> cd ~/blog/mybudgetapp

Cross-Platform Finance with Flutter + Firebase

2026-03-16

I've tried every finance app category: commercial apps with subscription fees, spreadsheets that I maintain for two weeks and then abandon, bank-provided tools that only see one account. None of them stuck. The commercial apps know too much about me and cost money; the spreadsheets require too much discipline. I wanted something simple enough to actually use and personal enough to trust, so I built it.

Why Flutter

A finance app you only check on your phone is a finance app you stop using. I wanted Android for daily tracking, Windows for the monthly review where I actually think through the numbers, and a web version for quick checks when I'm on someone else's computer. Flutter gives you all three from one codebase in Dart. That's the pitch, and for this project it mostly delivered.

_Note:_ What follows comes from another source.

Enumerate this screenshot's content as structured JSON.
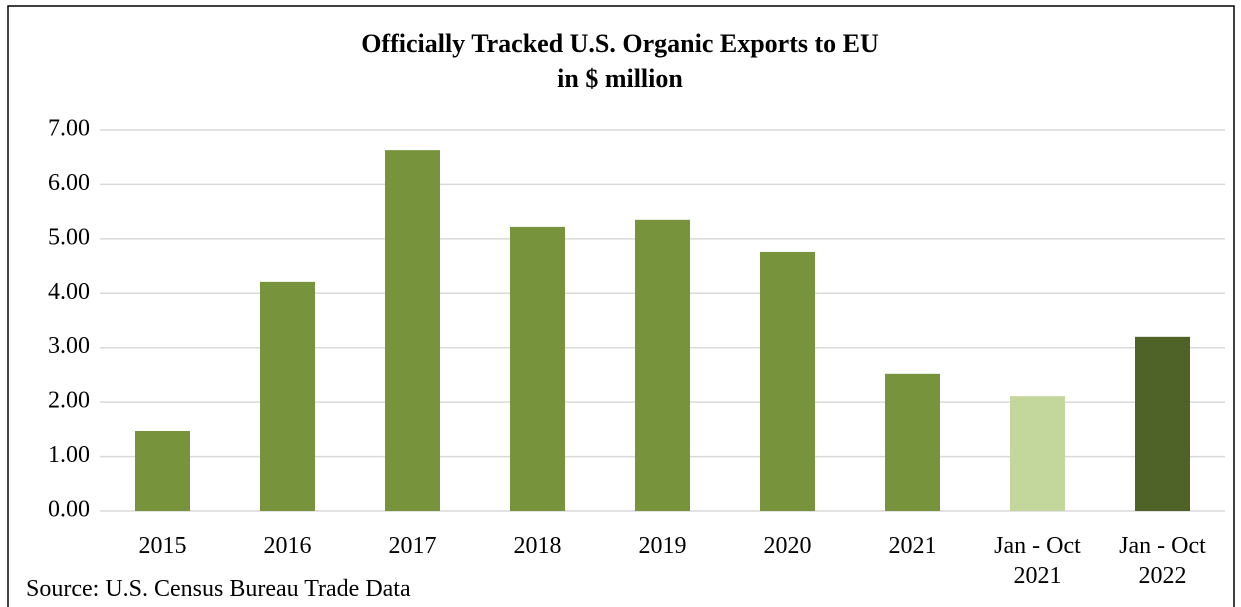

I was skeptical about Flutter for desktop — the reputation was that it worked but felt unfinished. In practice, Windows support is more mature than its reputation suggests. The widget system renders correctly, keyboard navigation works, and the window management is solid. There are edge cases, but I didn't hit anything that blocked me.

Data Model

I kept the model deliberately small: accounts, transactions, transfers between accounts, and goals. That's it. No categories with forty sub-categories, no tagging taxonomy, no investment portfolio integration. The decision to keep it simple was the most important design decision I made. Every finance app I've abandoned had become too complex to maintain. Simple enough to actually use is a feature.

Accounts have a type (checking, savings, credit, cash) and a running balance. Transactions belong to an account and have a date, amount, and a short note. Transfers move money between accounts without double-counting. Goals are just a target amount attached to a savings account with a deadline. The whole model fits in five Firestore collections.

Firebase Backend

Firestore gives me real-time sync across devices with essentially no server code. Android, Windows, and web all read from the same collections. Firebase Auth handles login — I'm the only user, so the implementation is trivial, but having auth means the data isn't publicly readable. No server to manage, no deployment pipeline, no on-call rotation. For a personal app with one user, this is the correct infrastructure choice.

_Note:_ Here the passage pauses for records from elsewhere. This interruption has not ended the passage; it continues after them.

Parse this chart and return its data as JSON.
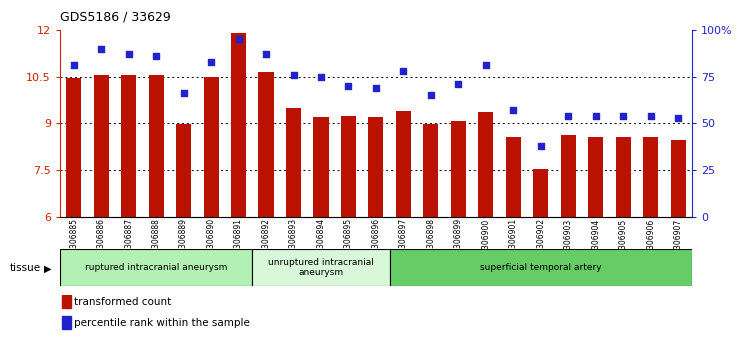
{
  "title": "GDS5186 / 33629",
  "samples": [
    "GSM1306885",
    "GSM1306886",
    "GSM1306887",
    "GSM1306888",
    "GSM1306889",
    "GSM1306890",
    "GSM1306891",
    "GSM1306892",
    "GSM1306893",
    "GSM1306894",
    "GSM1306895",
    "GSM1306896",
    "GSM1306897",
    "GSM1306898",
    "GSM1306899",
    "GSM1306900",
    "GSM1306901",
    "GSM1306902",
    "GSM1306903",
    "GSM1306904",
    "GSM1306905",
    "GSM1306906",
    "GSM1306907"
  ],
  "transformed_count": [
    10.45,
    10.55,
    10.55,
    10.55,
    8.98,
    10.5,
    11.9,
    10.65,
    9.5,
    9.2,
    9.25,
    9.2,
    9.4,
    8.98,
    9.08,
    9.35,
    8.55,
    7.53,
    8.62,
    8.55,
    8.55,
    8.55,
    8.45
  ],
  "percentile_rank": [
    81,
    90,
    87,
    86,
    66,
    83,
    95,
    87,
    76,
    75,
    70,
    69,
    78,
    65,
    71,
    81,
    57,
    38,
    54,
    54,
    54,
    54,
    53
  ],
  "ylim_left": [
    6,
    12
  ],
  "ylim_right": [
    0,
    100
  ],
  "yticks_left": [
    6,
    7.5,
    9,
    10.5,
    12
  ],
  "yticks_right": [
    0,
    25,
    50,
    75,
    100
  ],
  "ytick_labels_left": [
    "6",
    "7.5",
    "9",
    "10.5",
    "12"
  ],
  "ytick_labels_right": [
    "0",
    "25",
    "50",
    "75",
    "100%"
  ],
  "groups": [
    {
      "label": "ruptured intracranial aneurysm",
      "start": 0,
      "end": 7,
      "color": "#b3f0b3"
    },
    {
      "label": "unruptured intracranial\naneurysm",
      "start": 7,
      "end": 12,
      "color": "#d9f7d9"
    },
    {
      "label": "superficial temporal artery",
      "start": 12,
      "end": 23,
      "color": "#66cc66"
    }
  ],
  "bar_color": "#bb1100",
  "dot_color": "#2222cc",
  "left_axis_color": "#cc2200",
  "right_axis_color": "#2222cc",
  "grid_yticks": [
    7.5,
    9.0,
    10.5
  ],
  "legend_items": [
    {
      "color": "#bb1100",
      "label": "transformed count"
    },
    {
      "color": "#2222cc",
      "label": "percentile rank within the sample"
    }
  ]
}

What the Web Version Is Actually For

I expected the web version to be a fallback. It turned out to be the one I open most often on weekday mornings — a quick dashboard check to see where the month is tracking before I start work. The full layout renders well in a browser tab. I didn't need to build a separate dashboard; the same Flutter app in a browser window serves the purpose.

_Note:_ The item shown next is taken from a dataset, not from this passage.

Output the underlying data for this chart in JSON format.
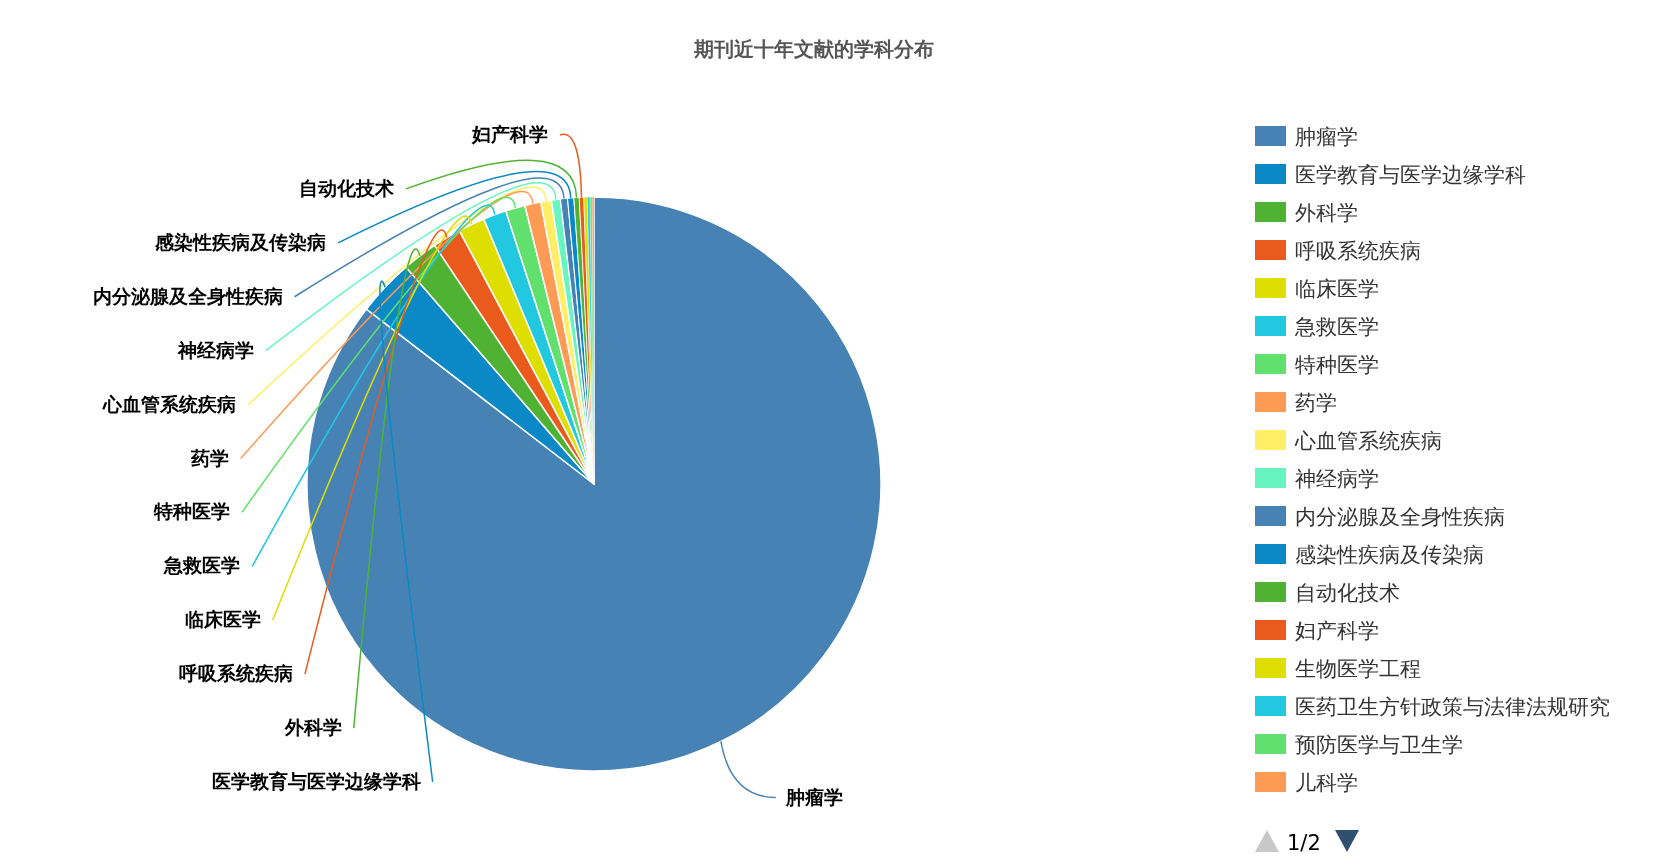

The Widget System Surprise

Flutter's widget composition model initially feels verbose. Everything is a widget. Padding is a widget. Alignment is a widget. After three weeks with it, I stopped noticing the verbosity and started noticing the precision. Every visual property is explicit and traceable. When something looks wrong, you know exactly which widget is responsible. Coming from CSS, where layout bugs can be genuinely mysterious, that explicitness is a relief I didn't expect to appreciate as much as I do.